You can quickly test the search index from the command line:

python -m search.substring_search --search_name "Fred Wil"
python -m search.substring_search --search_twitter fredwil

You can also use the search API end-point:

curl -G {machine_ip}:port/search/name -d “query=muneeb”

Sample Response:

{
  "people": [
   {
      "profile": {
          "website": [
          {
            "url": "http://muneebali.com",
            "@type": "WebSite"
          }
          ],
        "name": "Muneeb Ali",
        "address": {
          "addressLocality": "New York, NY",
          "@type": "PostalAddress"
        },
        "image": [
          {
            "contentUrl": "https://s3.amazonaws.com/dx3/muneeb",
            "@type": "ImageObject",
            "name": "cover"
          },
          {
            "contentUrl": "https://s3.amazonaws.com/kd4/muneeb",
            "@type": "ImageObject",
            "name": "avatar"
          }
        ],
        "@type": "Person",
        "description": "Co-founder of Blockstack. Interested in distributed systems and blockchains. Previously, PhD at Princeton."
    },
    "username": "muneeb"
    },
    {
      "profile": {
        "message": "This blockchain ID is reserved for Muneeb Ali.
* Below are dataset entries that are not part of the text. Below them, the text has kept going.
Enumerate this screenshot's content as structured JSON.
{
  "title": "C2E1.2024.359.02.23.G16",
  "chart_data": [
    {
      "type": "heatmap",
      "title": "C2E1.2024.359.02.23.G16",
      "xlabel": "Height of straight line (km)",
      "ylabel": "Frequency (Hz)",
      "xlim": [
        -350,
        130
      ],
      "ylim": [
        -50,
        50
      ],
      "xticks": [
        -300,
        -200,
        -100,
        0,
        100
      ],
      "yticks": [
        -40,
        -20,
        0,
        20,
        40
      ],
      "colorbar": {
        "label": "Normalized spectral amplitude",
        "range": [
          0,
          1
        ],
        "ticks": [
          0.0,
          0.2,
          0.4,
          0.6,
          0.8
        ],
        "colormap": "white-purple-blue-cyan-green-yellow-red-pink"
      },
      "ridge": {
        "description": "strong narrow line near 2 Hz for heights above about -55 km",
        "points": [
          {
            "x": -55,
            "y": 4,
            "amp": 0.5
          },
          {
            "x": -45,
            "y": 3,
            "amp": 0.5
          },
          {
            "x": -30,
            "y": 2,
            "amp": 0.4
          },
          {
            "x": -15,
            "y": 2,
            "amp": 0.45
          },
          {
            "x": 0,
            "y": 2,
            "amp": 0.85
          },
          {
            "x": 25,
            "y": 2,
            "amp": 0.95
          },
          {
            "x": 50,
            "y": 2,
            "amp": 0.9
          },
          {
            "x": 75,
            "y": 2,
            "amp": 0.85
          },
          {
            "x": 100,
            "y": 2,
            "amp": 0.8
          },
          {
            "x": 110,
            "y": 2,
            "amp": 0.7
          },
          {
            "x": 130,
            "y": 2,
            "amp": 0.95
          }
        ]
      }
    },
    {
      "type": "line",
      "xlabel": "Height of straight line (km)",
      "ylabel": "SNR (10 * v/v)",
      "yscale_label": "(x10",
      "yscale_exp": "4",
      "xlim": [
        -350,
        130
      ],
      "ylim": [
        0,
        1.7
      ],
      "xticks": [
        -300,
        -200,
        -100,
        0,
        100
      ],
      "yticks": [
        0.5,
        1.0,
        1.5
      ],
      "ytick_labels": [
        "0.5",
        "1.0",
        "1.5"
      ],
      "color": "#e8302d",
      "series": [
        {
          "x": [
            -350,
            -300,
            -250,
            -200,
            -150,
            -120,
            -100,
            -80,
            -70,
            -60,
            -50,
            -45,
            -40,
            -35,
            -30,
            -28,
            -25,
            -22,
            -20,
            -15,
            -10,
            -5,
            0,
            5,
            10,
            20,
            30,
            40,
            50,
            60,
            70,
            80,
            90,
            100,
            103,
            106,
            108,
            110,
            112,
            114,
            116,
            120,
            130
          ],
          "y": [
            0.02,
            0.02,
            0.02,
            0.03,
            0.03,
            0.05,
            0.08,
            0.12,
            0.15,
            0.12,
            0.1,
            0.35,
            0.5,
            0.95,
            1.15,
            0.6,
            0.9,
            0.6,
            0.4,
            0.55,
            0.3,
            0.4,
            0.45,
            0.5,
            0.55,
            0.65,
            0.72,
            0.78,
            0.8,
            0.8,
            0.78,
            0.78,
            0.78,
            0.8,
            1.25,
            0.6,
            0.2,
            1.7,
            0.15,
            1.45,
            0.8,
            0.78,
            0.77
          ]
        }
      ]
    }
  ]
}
If this is you, please email support@onename.com to claim it for free.",
        "status": "reserved"
      },
      "username": "muneebali"
    },
    {
      "profile": {
        "cover": {
          "url": "https://s3.amazonaws.com/97p/HHE.jpg"
        },
        "v": "0.2"
      },
      "username": "muneebali1"
    }

  ]
}

Requirements:

sudo apt-get install mongodb
sudo apt-get install memcached libmemcached-dev
sudo apt-get install python2.7-dev
pip install -r requirements.txt

Elastic Search library is not in github and resides at unix/lib/elastic

the current version we’re using is 0.90.2. Download from:

wget https://download.elasticsearch.org/elasticsearch/elasticsearch/elasticsearch-0.90.2.zip

before installing pylimbmc make sure memcached is installed.

Ensure that mongodb and elastic search are running starting elastic search:

$elasticsearch (on mac)
bin/elasticsearch -d (on linux)

To test if elastic search is running:

curl -X GET http://localhost:9200/

returns:

{
  "ok" : true,
  "status" : 200,
  "name" : "Angler",
  "version" : {
    "number" : "0.90.2",
    "snapshot_build" : false,
    "lucene_version" : "4.3.1"
  },

Create Index:

python create_search_index.py –create_index